The salvage team of 15 would grow to around 25 over the weekend. Svitzer’s first priority is to get the fuel off the vessel.


2 Comments

The faster the better

Posted on 08-10-2011 15:10 | By Calm Gully

it has been perfect weather for salvage operation and if it is left longer there is more chance of bigger problems, the more Corexit 9500 they use the worse it will be for all concerned. This is on wikipedia about Corexit 9500:Corexit 9500 causes oil to form into small droplets in the water; fish may be harmed when they eat these droplets Thus predators who eat smaller fish with the toxin in their systems may end up with much higher levels in their flesh. And other birds and animals for sure. STOP IT so there is no need for a clean up. Surely a procedure is in place at any Port to prevent or at least lessen the impact????

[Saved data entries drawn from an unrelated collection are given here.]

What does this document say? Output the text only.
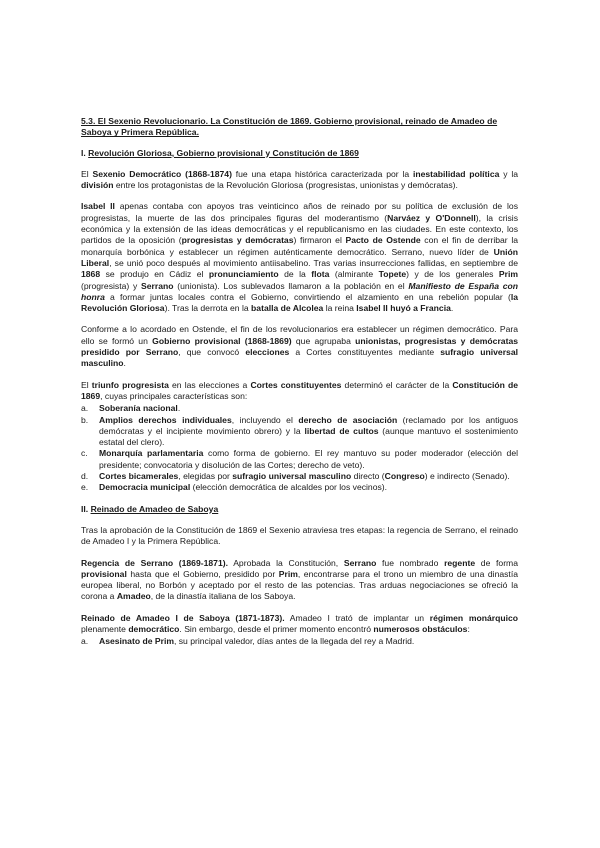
5.3. El Sexenio Revolucionario. La Constitución de 1869. Gobierno provisional, reinado de Amadeo de Saboya y Primera República.
I. Revolución Gloriosa, Gobierno provisional y Constitución de 1869

El Sexenio Democrático (1868-1874) fue una etapa histórica caracterizada por la inestabilidad política y la división entre los protagonistas de la Revolución Gloriosa (progresistas, unionistas y demócratas).

Isabel II apenas contaba con apoyos tras veinticinco años de reinado por su política de exclusión de los progresistas, la muerte de las dos principales figuras del moderantismo (Narváez y O'Donnell), la crisis económica y la extensión de las ideas democráticas y el republicanismo en las ciudades. En este contexto, los partidos de la oposición (progresistas y demócratas) firmaron el Pacto de Ostende con el fin de derribar la monarquía borbónica y establecer un régimen auténticamente democrático. Serrano, nuevo líder de Unión Liberal, se unió poco después al movimiento antiisabelino. Tras varias insurrecciones fallidas, en septiembre de 1868 se produjo en Cádiz el pronunciamiento de la flota (almirante Topete) y de los generales Prim (progresista) y Serrano (unionista). Los sublevados llamaron a la población en el Manifiesto de España con honra a formar juntas locales contra el Gobierno, convirtiendo el alzamiento en una rebelión popular (la Revolución Gloriosa). Tras la derrota en la batalla de Alcolea la reina Isabel II huyó a Francia.

Conforme a lo acordado en Ostende, el fin de los revolucionarios era establecer un régimen democrático. Para ello se formó un Gobierno provisional (1868-1869) que agrupaba unionistas, progresistas y demócratas presidido por Serrano, que convocó elecciones a Cortes constituyentes mediante sufragio universal masculino.

El triunfo progresista en las elecciones a Cortes constituyentes determinó el carácter de la Constitución de 1869, cuyas principales características son:

a. Soberanía nacional.
b. Amplios derechos individuales, incluyendo el derecho de asociación (reclamado por los antiguos demócratas y el incipiente movimiento obrero) y la libertad de cultos (aunque mantuvo el sostenimiento estatal del clero).
c. Monarquía parlamentaria como forma de gobierno. El rey mantuvo su poder moderador (elección del presidente; convocatoria y disolución de las Cortes; derecho de veto).
d. Cortes bicamerales, elegidas por sufragio universal masculino directo (Congreso) e indirecto (Senado).
e. Democracia municipal (elección democrática de alcaldes por los vecinos).
II. Reinado de Amadeo de Saboya

Tras la aprobación de la Constitución de 1869 el Sexenio atraviesa tres etapas: la regencia de Serrano, el reinado de Amadeo I y la Primera República.

Regencia de Serrano (1869-1871). Aprobada la Constitución, Serrano fue nombrado regente de forma provisional hasta que el Gobierno, presidido por Prim, encontrarse para el trono un miembro de una dinastía europea liberal, no Borbón y aceptado por el resto de las potencias. Tras arduas negociaciones se ofreció la corona a Amadeo, de la dinastía italiana de los Saboya.

Reinado de Amadeo I de Saboya (1871-1873). Amadeo I trató de implantar un régimen monárquico plenamente democrático. Sin embargo, desde el primer momento encontró numerosos obstáculos:

a. Asesinato de Prim, su principal valedor, días antes de la llegada del rey a Madrid.
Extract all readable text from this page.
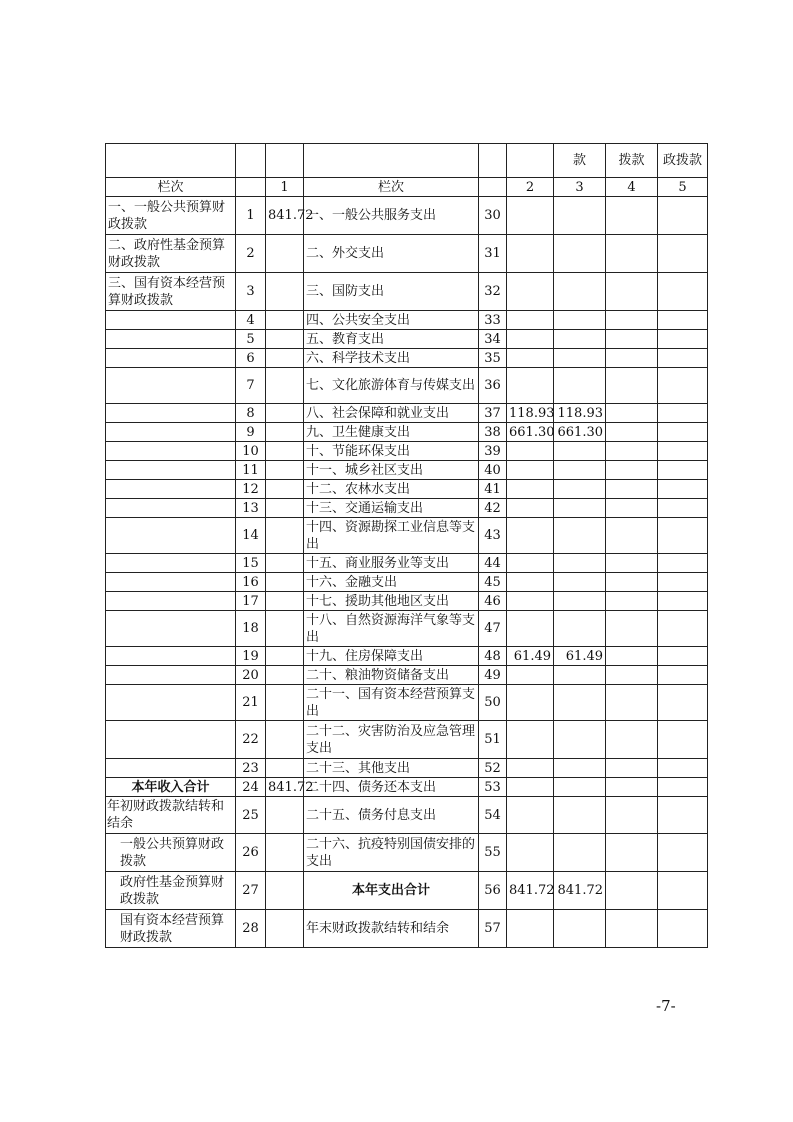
						款	拨款	政拨款
栏次		1	栏次		2	3	4	5
一、一般公共预算财政拨款	1	841.72	一、一般公共服务支出	30				
二、政府性基金预算财政拨款	2		二、外交支出	31				
三、国有资本经营预算财政拨款	3		三、国防支出	32				
	4		四、公共安全支出	33				
	5		五、教育支出	34				
	6		六、科学技术支出	35				
	7		七、文化旅游体育与传媒支出	36				
	8		八、社会保障和就业支出	37	118.93	118.93		
	9		九、卫生健康支出	38	661.30	661.30		
	10		十、节能环保支出	39				
	11		十一、城乡社区支出	40				
	12		十二、农林水支出	41				
	13		十三、交通运输支出	42				
	14		十四、资源勘探工业信息等支出	43				
	15		十五、商业服务业等支出	44				
	16		十六、金融支出	45				
	17		十七、援助其他地区支出	46				
	18		十八、自然资源海洋气象等支出	47				
	19		十九、住房保障支出	48	61.49	61.49		
	20		二十、粮油物资储备支出	49				
	21		二十一、国有资本经营预算支出	50				
	22		二十二、灾害防治及应急管理支出	51				
	23		二十三、其他支出	52				
本年收入合计	24	841.72	二十四、债务还本支出	53				
年初财政拨款结转和结余	25		二十五、债务付息支出	54				
一般公共预算财政拨款	26		二十六、抗疫特别国债安排的支出	55				
政府性基金预算财政拨款	27		本年支出合计	56	841.72	841.72		
国有资本经营预算财政拨款	28		年末财政拨款结转和结余	57				
-7-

Drilling could present an even stickier situation

Posted on 08-10-2011 14:19 | By Otters

It’s tragic to read of the wildlife already being affected by the Rena oilspill. Given the delay and seeming difficulties involved in responding to this disaster (and it will no doubt get worse over the next days and weeks) it is sobering to think of the consequences of an oil-drilling accident off the East Coast could be. Yet the current government blithely handed over the right to subject us to such risk, despite publid and iwi outcry, for the sake of dollars which ultimately won’t even line the pockets of New Zealanders! The Greens warned about the possible consequences from oil spills, but as usual the government patronisingly bulldozed over the top of these concerns. Now we are about to get a taste of what it could be like. Is it too late to make some sane, sensible decisions and put a stop to the prospect of East Cape oil drilling? What will it take to make this smug, nothing-matters-but-money government wake up and act responsibly?